Keywords: Vaccine; Syringe;
Immunization; Jenner; Wood
The
Beginnings of Immunization
Since
its appearance on the face of the planet, the human being has been accompanied
by diseases that cause infections and that are easily transmitted from person
to person. This is logical if we think that the first living beings were the
unicellular ones; thus, it is not surprising that epidemics were already
mentioned before our era and, in addition, possible ways of surviving the
infection. It is possible that in India, 1,500 B. C., epidemics and forms of a
very early vaccination were documented. It is mentioned that the Egyptians
sought some form of inoculation with microorganisms, while Thucydides refers to
some plague saying: “... this disease is not suffered twice and if it were to
suffer again, it would not be with deadly results ...”, which leads to think
that non-fatal infected people were immunized, similar to what happens with
vaccines. From shortly before the beginning of the Christian era and until the
twelfth century, the Chinese used to dry the pustules of both humans and cows
infected with smallpox.

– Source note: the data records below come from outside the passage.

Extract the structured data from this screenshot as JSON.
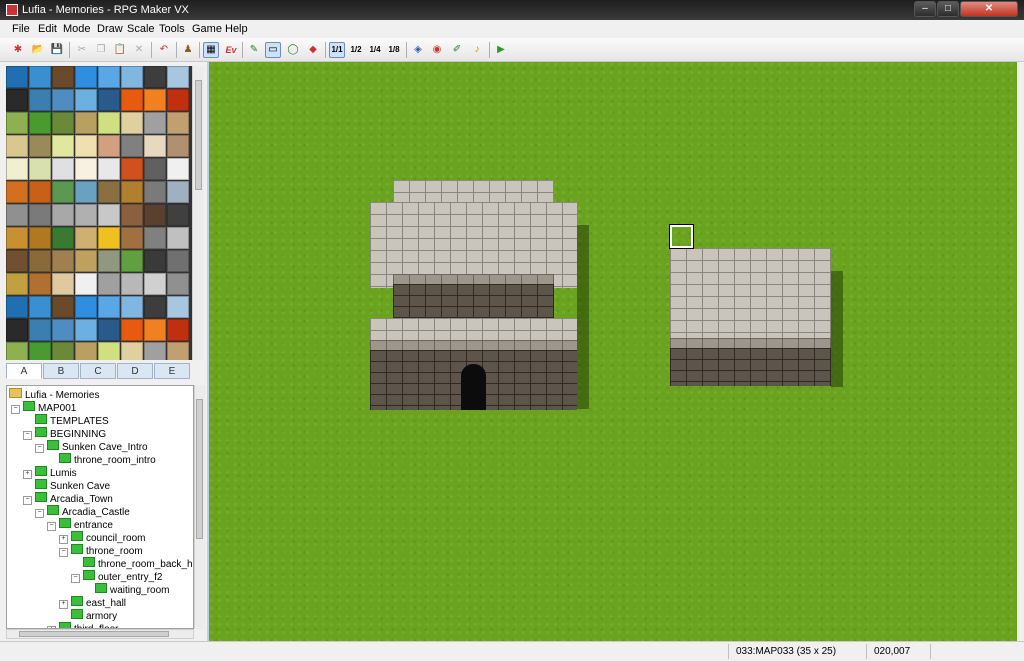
{
  "window": {
    "title": "Lufia - Memories - RPG Maker VX"
  },
  "menu": [
    "File",
    "Edit",
    "Mode",
    "Draw",
    "Scale",
    "Tools",
    "Game",
    "Help"
  ],
  "toolbar": {
    "buttons": [
      {
        "name": "new-project-icon",
        "glyph": "✱"
      },
      {
        "name": "open-project-icon",
        "glyph": "📂"
      },
      {
        "name": "save-icon",
        "glyph": "💾"
      },
      {
        "name": "cut-icon",
        "glyph": "✂"
      },
      {
        "name": "copy-icon",
        "glyph": "❐"
      },
      {
        "name": "paste-icon",
        "glyph": "📋"
      },
      {
        "name": "delete-icon",
        "glyph": "✕"
      },
      {
        "name": "undo-icon",
        "glyph": "↶"
      },
      {
        "name": "map-mode-icon",
        "glyph": "♟"
      },
      {
        "name": "tile-layer-icon",
        "glyph": "▦"
      },
      {
        "name": "event-layer-icon",
        "glyph": "Ev"
      },
      {
        "name": "pencil-icon",
        "glyph": "✎"
      },
      {
        "name": "rectangle-icon",
        "glyph": "▭"
      },
      {
        "name": "ellipse-icon",
        "glyph": "◯"
      },
      {
        "name": "fill-icon",
        "glyph": "◆"
      },
      {
        "name": "scale-1-1-icon",
        "glyph": "1/1"
      },
      {
        "name": "scale-1-2-icon",
        "glyph": "1/2"
      },
      {
        "name": "scale-1-4-icon",
        "glyph": "1/4"
      },
      {
        "name": "scale-1-8-icon",
        "glyph": "1/8"
      },
      {
        "name": "database-icon",
        "glyph": "◈"
      },
      {
        "name": "resource-manager-icon",
        "glyph": "◉"
      },
      {
        "name": "script-editor-icon",
        "glyph": "✐"
      },
      {
        "name": "sound-test-icon",
        "glyph": "♪"
      },
      {
        "name": "playtest-icon",
        "glyph": "▶"
      }
    ]
  },
  "tileset_tabs": [
    "A",
    "B",
    "C",
    "D",
    "E"
  ],
  "tree": {
    "project": "Lufia - Memories",
    "items": [
      {
        "label": "MAP001",
        "depth": 0,
        "exp": "−"
      },
      {
        "label": "TEMPLATES",
        "depth": 1,
        "exp": ""
      },
      {
        "label": "BEGINNING",
        "depth": 1,
        "exp": "−"
      },
      {
        "label": "Sunken Cave_Intro",
        "depth": 2,
        "exp": "−"
      },
      {
        "label": "throne_room_intro",
        "depth": 3,
        "exp": ""
      },
      {
        "label": "Lumis",
        "depth": 1,
        "exp": "+"
      },
      {
        "label": "Sunken Cave",
        "depth": 1,
        "exp": ""
      },
      {
        "label": "Arcadia_Town",
        "depth": 1,
        "exp": "−"
      },
      {
        "label": "Arcadia_Castle",
        "depth": 2,
        "exp": "−"
      },
      {
        "label": "entrance",
        "depth": 3,
        "exp": "−"
      },
      {
        "label": "council_room",
        "depth": 4,
        "exp": "+"
      },
      {
        "label": "throne_room",
        "depth": 4,
        "exp": "−"
      },
      {
        "label": "throne_room_back_ha",
        "depth": 5,
        "exp": ""
      },
      {
        "label": "outer_entry_f2",
        "depth": 5,
        "exp": "−"
      },
      {
        "label": "waiting_room",
        "depth": 6,
        "exp": ""
      },
      {
        "label": "east_hall",
        "depth": 4,
        "exp": "+"
      },
      {
        "label": "armory",
        "depth": 4,
        "exp": ""
      },
      {
        "label": "third_floor",
        "depth": 3,
        "exp": "+"
      }
    ]
  },
  "status": {
    "map_info": "033:MAP033 (35 x 25)",
    "coords": "020,007"
  },
  "colors": {
    "grass": "#6aa41f",
    "stone_top": "#c9c5bc",
    "stone_face": "#5d5549"
  }
}
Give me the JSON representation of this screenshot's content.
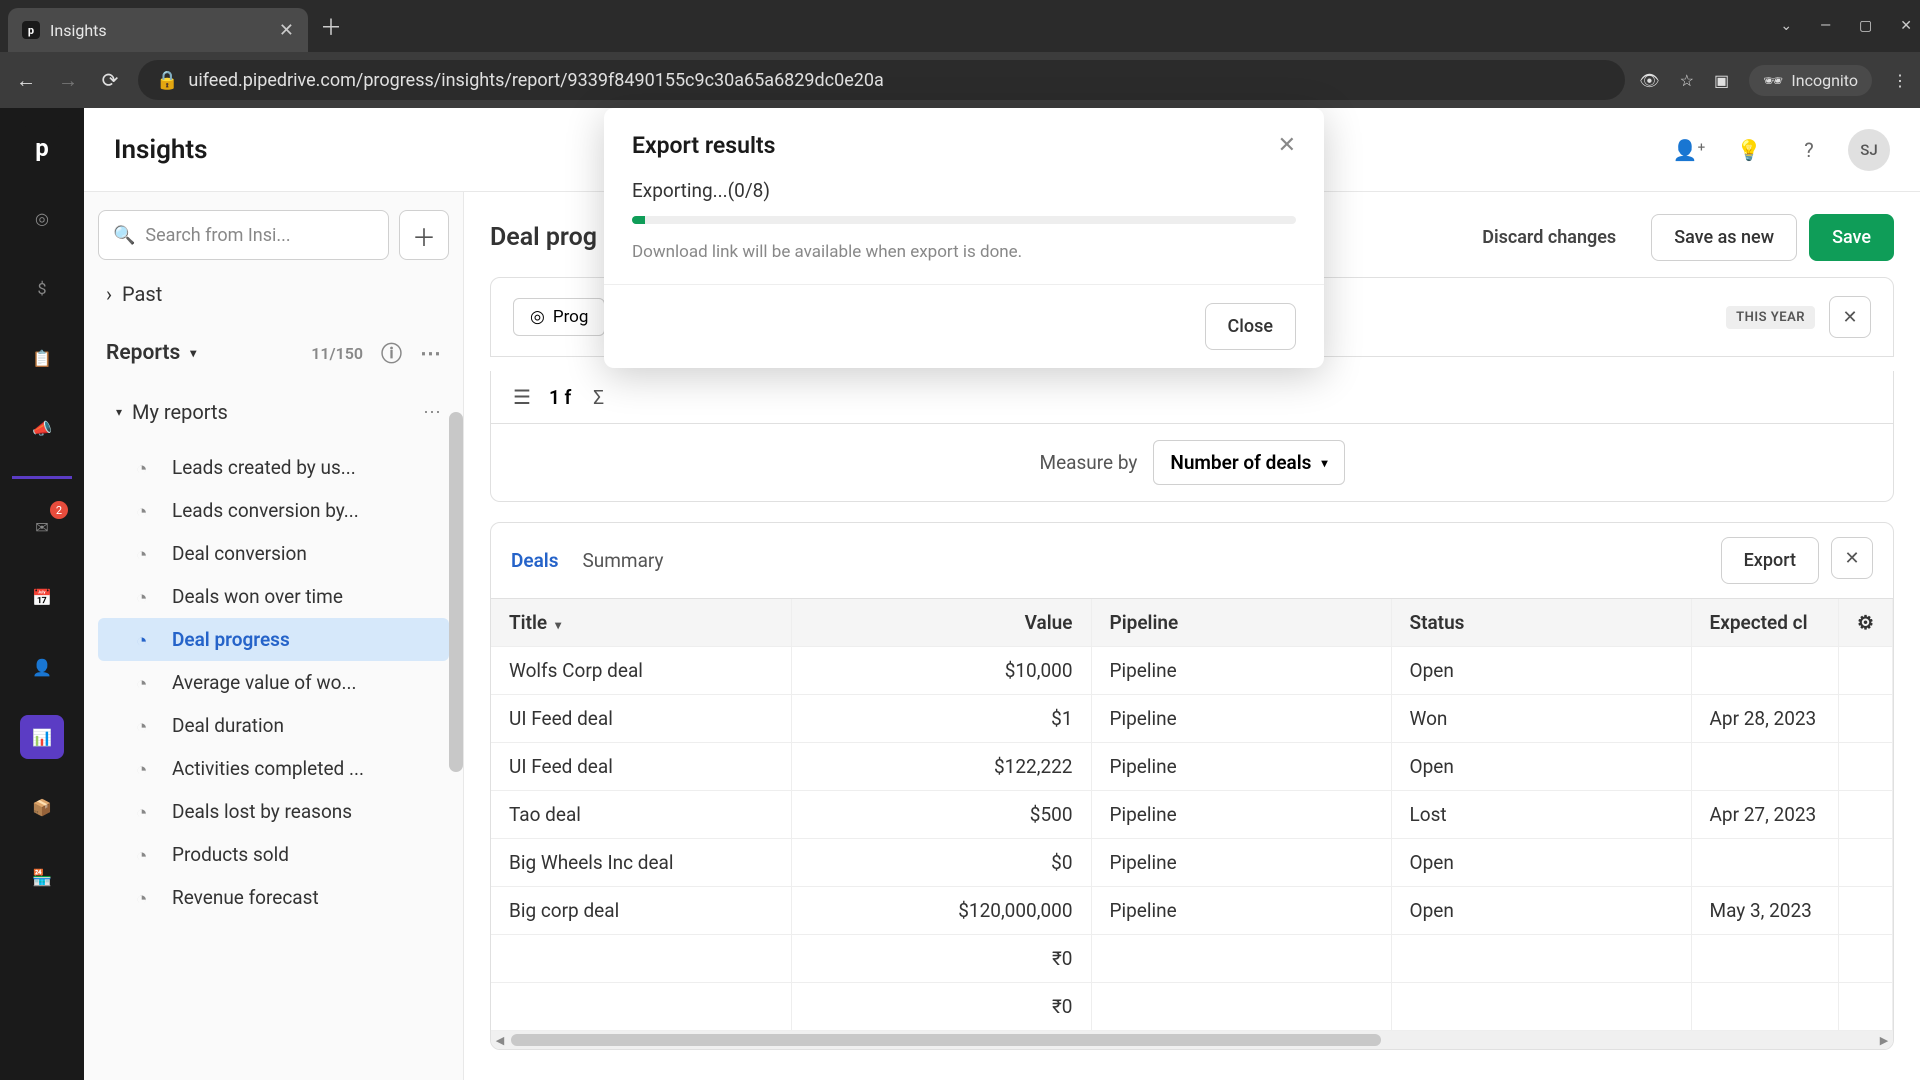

Once dry, they sprayed them and made people, especially
those who had daily contact with cattle, inhale the dust through their noses to
try to get immunized, which was achieved in a huge number of cases. This
technique was called scarification. Another practice that was developed in the
search for control of these pests was the use of material infected with
smallpox among humans: food was prepared, for example, and the sickest person
was the first one to eat it, to later pass it in the same recipient among all
the members of the family or community [1].
Many
of these customs persisted in the Middle East and were introduced in Europe
mainly by the Ottoman invasions; but in the eighteenth century the wife of the
English ambassador in Turkey (who had applied the technique to her own
six-year-old son) proposed the use of scarification to deal with the smallpox
epidemic that struck London in 1721. Applied experimentally about some inmates
and in view of the positive results, the princesses Amelia and Carolina,
daughters of the Prince of Wales and future King George II were subjected to
this treatment; they suffered the disease very slightly and had no sequelae or
the horrible marks left on the faces of the survivors. The scarification gained
ground until Edward Jenner, an English physician, developed a different and
properly protocolized method. A milkmaid who had lesions with pus on her hands
(presumably cowpox), named Sarah Nelmes, allowed Jenner to take that pus and
with it she inoculated a child, James Phipps. The inoculation was usually done
with a metal lancet that was put in contact with the infected material, to then
produce pickets or small cuts in the skin of the people to whom it was wished
to infect. We must emphasize that before experimenting with the child Phipps,
Jenner had inoculated his own son of 18 months of age. Six weeks after this
inoculation James was inoculated again, now with pus from active lesions of
human pox. The child Phipps did not get infected and Jenner waited a month to
try again to infect him with human smallpox. Excited by this success, Jenner
repeated the experiment with 32 more people, achieving the immunity of all of
them [2]. Despite all the setbacks that occurred, Jenner went ahead and in 1803
the entire royal family was vaccinated with his technique, which began to be
used in Europe and then around the world. Perhaps the memory that George
Washington was a survivor of smallpox, led to the acceptance of the method in
the United States. It is said that the first Russian child vaccinated was
called Vaccinov (because of the vaccine). On the other hand, Napoleón I in 1812
decreed obligatory the vaccination against the smallpox in the army and tried to
take it to all the French society [3].
The
Beginning of the Injection
Ovid
tells that Medea helped Jason get the golden fleece in exchange for his promise
of marriage. Medea was a powerful priestess and sorceress who returned youth to
Jason’s father, Esón, cutting his throat and then filling his body with a magic
potion. He did this with a double purpose: to get well with Jason and
demonstrate his power. There are many researchers who assume that the act
performed by Medea to rejuvenate Esón was simply a blood transfusion. We would
be talking about introducing a foreign substance to the body, more than two
thousand years ago. The next historical reference to a blood transfusion is
available until the fifteenth century, when blood was taken from three young men
-who died for it- for a Jewish doctor to carry out a transfusion to Pope
Innocent VIII. However, we do not know anything about the way in which these
transfusions were carried out. In the midseventeenth century Christofer Wren,
assisted among others by Robert Boyle (the alchemist and scientist who
enunciated Boyle’s law for gases, among other principles) administered
intravenous drugs to patients. A cut was made in the vein, a silver or gold
tube was inserted, and the liquid was introduced by pumping it through a
leather bladder (like an enema, an enema) or by simple gravity. The medications
used were water, opium or purgatives; many of these procedures were aimed at
treating syphilis. Towards the nineteenth century an instrument was developed
that allowed to pump liquids in small quantities with greater comfort; these
were hand-held devices (not as large as enema bladders), which fit in one hand.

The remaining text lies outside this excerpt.